03/11/2012
Des hommes d'influence (Barry Levinson 1997)
c'est un film qui forcement nous rappelle quelque chose (Monica et bill) mais au delà du rappel de ce fait divers qui défraya la chronique et conduisit (chose impensable de par chez nous) un chef d'état devant les tribunaux c'est surtout un grand film sur la (les) manipulation(s) par l'image
Robert De Niro est excellent dans son personnage ( le conseiller Conrad Brean) tout en force tranquille et sans états d'âmes Dustin Hoffman de son coté cabotine un peu et en fait un peu trop dans le genre producteur survolté (Stanley Motss) mais dans l'ensemble les deux grands comédiens s'en tirent plutôt bien et leur duo fonctionne
le film est même passionnant jusqu'à l'arrivée du soldat Schumman (Woody Harrelson)qui doit incarner le héros de la pseudo- guerre contre l'albanie .

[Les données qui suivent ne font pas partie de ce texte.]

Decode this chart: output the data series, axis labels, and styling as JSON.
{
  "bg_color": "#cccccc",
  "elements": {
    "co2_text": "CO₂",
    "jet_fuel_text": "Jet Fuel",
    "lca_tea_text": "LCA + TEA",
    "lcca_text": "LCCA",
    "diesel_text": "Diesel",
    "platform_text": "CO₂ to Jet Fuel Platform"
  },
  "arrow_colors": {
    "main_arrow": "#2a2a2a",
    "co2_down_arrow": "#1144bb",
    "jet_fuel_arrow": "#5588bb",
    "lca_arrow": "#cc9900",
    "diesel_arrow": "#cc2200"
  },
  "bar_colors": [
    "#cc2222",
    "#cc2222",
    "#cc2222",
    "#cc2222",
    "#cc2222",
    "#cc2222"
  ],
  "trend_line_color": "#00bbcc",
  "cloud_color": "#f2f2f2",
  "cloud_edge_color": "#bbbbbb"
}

A ce moment du scénario ça se gâte vraiment et le film dérive et perd en crédibilité atteignant même des sommets d'ahurissante bêtise d'abord avec le crash inexplicable en avion puis avec le retour invraisemblable des héros ainsi que plus tard avec la mort du soldat tué par un fermier.
On frôle (de près) le ridicule et on est attéré de voir le film qui s'essouffle et ne redécolle plus jamais. D'un sujet brûlant et passionnant sur le thème d'une dénonciation politique et médiatique "Des hommes d'influence " se transforme alors en une simple comédie banale sans grand intêret.
Barry Levinson qui avouons - le n'a pas le curriculum vitae d'un De palma ou d'un Scorcese pour traiter un tel sujet ne parvient pas sur la longueur a nous captiver.
c'est fort dommage car au vue de la première heure passionnante de son film ce dernier méritait une évolution différente
Enfin précisons qu'on retrouve au générique Wilie Nelson grande figure de la musique country américaine dans le rôle (totalement autobiographique) de Johnny Dean .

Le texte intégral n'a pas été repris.